Ben Chandler, who served as Kentucky Attorney General between 1995-2003, and also held a position as a House Representative between 2004-2013. Now he’s the President and CEO of Foundation for a Healthy Kentucky, and was the first to speak at the hearing. He explained his close relationship with the harms of the opioid crisis whose cousin had committed suicide at age 30 due to drug addiction. He also spoke about his brother who died from a fentanyl overdose earlier this year. “We have not been able to solve the problem, in my judgment,” Chandler said about the opioid crisis. “It continues to be intractable, and we need as many tools as we can get. And I believe that a drug like ibogaine, from what I’ve read, it has the potential to make the difference that we need to have made—or at least a big difference.”

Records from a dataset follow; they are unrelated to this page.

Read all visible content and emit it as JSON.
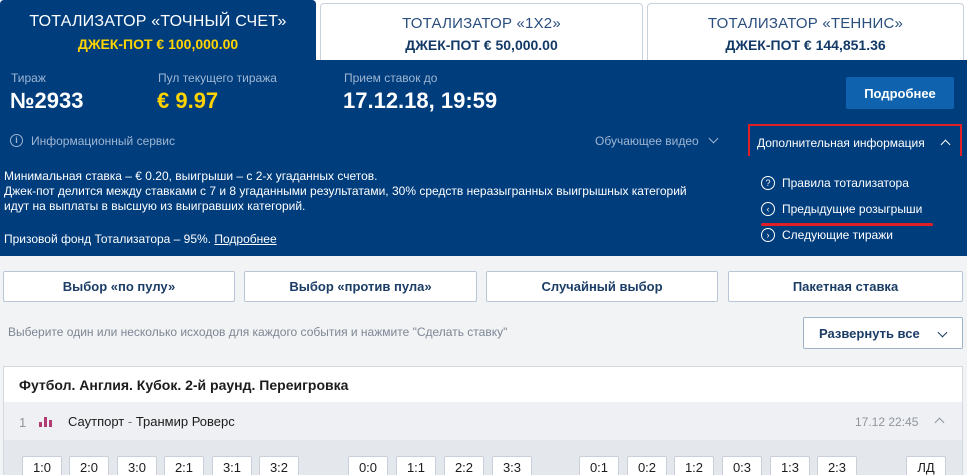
{
  "tabs": [
    {
      "title": "ТОТАЛИЗАТОР «ТОЧНЫЙ СЧЕТ»",
      "jackpot": "ДЖЕК-ПОТ € 100,000.00",
      "active": true
    },
    {
      "title": "ТОТАЛИЗАТОР «1Х2»",
      "jackpot": "ДЖЕК-ПОТ € 50,000.00",
      "active": false
    },
    {
      "title": "ТОТАЛИЗАТОР «ТЕННИС»",
      "jackpot": "ДЖЕК-ПОТ € 144,851.36",
      "active": false
    }
  ],
  "draw": {
    "draw_label": "Тираж",
    "draw_value": "№2933",
    "pool_label": "Пул текущего тиража",
    "pool_value": "€ 9.97",
    "deadline_label": "Прием ставок до",
    "deadline_value": "17.12.18, 19:59",
    "more_button": "Подробнее"
  },
  "info_bar": {
    "info_service": "Информационный сервис",
    "video": "Обучающее видео",
    "additional_info": "Дополнительная информация"
  },
  "panel": {
    "lines": [
      "Минимальная ставка – € 0.20, выигрыши – с 2-х угаданных счетов.",
      "Джек-пот делится между ставками с 7 и 8 угаданными результатами, 30% средств неразыгранных выигрышных категорий",
      "идут на выплаты в высшую из выигравших категорий."
    ],
    "fund_text": "Призовой фонд Тотализатора – 95%.",
    "fund_link": "Подробнее",
    "side_links": [
      {
        "label": "Правила тотализатора",
        "icon": "?"
      },
      {
        "label": "Предыдущие розыгрыши",
        "icon": "‹"
      },
      {
        "label": "Следующие тиражи",
        "icon": "›"
      }
    ]
  },
  "choices": [
    "Выбор «по пулу»",
    "Выбор «против пула»",
    "Случайный выбор",
    "Пакетная ставка"
  ],
  "hint": "Выберите один или несколько исходов для каждого события и нажмите \"Сделать ставку\"",
  "expand_all": "Развернуть все",
  "event": {
    "title": "Футбол. Англия. Кубок. 2-й раунд. Переигровка",
    "number": "1",
    "home": "Саутпорт",
    "separator": " - ",
    "away": "Транмир Роверс",
    "time": "17.12 22:45",
    "scores": [
      "1:0",
      "2:0",
      "3:0",
      "2:1",
      "3:1",
      "3:2",
      "0:0",
      "1:1",
      "2:2",
      "3:3",
      "0:1",
      "0:2",
      "1:2",
      "0:3",
      "1:3",
      "2:3",
      "ЛД"
    ]
  },
  "colors": {
    "header_blue": "#003d7d",
    "jackpot_yellow": "#ffd400",
    "highlight_red": "#e01f26",
    "button_blue": "#0f62ad"
  }
}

Jerry Catlett, who is a parent of an ibogaine patient, explained his initial thoughts about ibogaine—describing it as “another gimmick”—until he saw how it began to help his son recover from opioid use disorder. “My wife and I had already come to the conclusion that our son was a dead man walking,” Catlett said. “[My son] tells me that within a few minutes of taking the treatment, he was no longer addicted to opioids. Six months later, he did take another treatment. Today he’s still opioid addiction free.”
Former Texas Gov. Rick Perry was also in attendance, explaining the positive effect of ibogaine for combat veterans, including Texas Rep. Morgan Luttrell, as well as his own brother. “Why wouldn’t we explore clearly these breakthrough treatments given their potential to produce curative results not attainable with existing pharmacology?” Perry said. “You have the opportunity for Kentucky to lead the nation on exploring this potentially revolutionary new treatment. I’m before you today not as a political figure, but as a fellow human being asking you to consider the stunningly positive potential of ibogaine research.”
Many more personal testimonies were shared, as seen in the full video here. In a closing statement, commission chair and executive director W. Bryan Hubbard thanked everyone for attending, especially military veterans “…who were willing to lay it all on the line for us, and who have done so again today with visceral candor.”
The commission first announced its plans to consider treatments for opioid use disorder back in May. “Kentucky must overcome the opioid epidemic by any and all means necessary,” Hubbard said in a press release at the time. “As we begin the next phase in our fight against this crisis, we must explore any treatment option that demonstrates breakthrough therapeutic potential. Our goal is to investigate the creation of a new standard for treating opioid dependence, so we can finally end this cycle of pain in the Commonwealth.” The press release shared that overdose-related deaths fell by 5% in 2022, but are still up 60% since 2019. Since 2020, 7,665 Kentuckians have died due to overdosing.
At the time, Hubbard announced that the commission plans to “explore the possibility of devoting no less than $42 million over the next six years to the creation of public-private partnerships which can incubate, support and drive the development of ibogaine all the way through the FDA approval process.” The funds come from a $26 billion settlement between multiple states and local governments, and large pharmaceutical companies who had their hand in creating the opioid crisis.
These public hearings will help the commission make a decision on how to invest the $42 million and is set to make a decision in November.
In May, the University of Kentucky (UK) launched a Cannabis Center dedicated to studying cannabis. The University awarded its “first set of faculty pilot grants to support innovative and collaborative cannabis research.”
Shanna Babalonis, the director of the Cannabis Center, is hopeful that the research will help residents in the state. “We are excited for this opportunity to expand and accelerate cannabis science at UK and conduct studies focused on the public health impacts of cannabis that can directly affect the lives of Kentuckians,” said Babalonis. “We have talented and dedicated researchers across a range of disciplines right here on campus who can contribute meaningful science to the center from multiple perspectives.”
In June, legislators introduced HR-3684, also called “Douglas Mike Day Psychedelic Therapy to Save Lives Act of 2023.” The bill honors an advocate and military veteran who passed away earlier this year. If passed, it would fund studies on psilocybin, ibogaine, MDMA, and 5-MeO-DMT and their efficacy in treating a variety of medical conditions.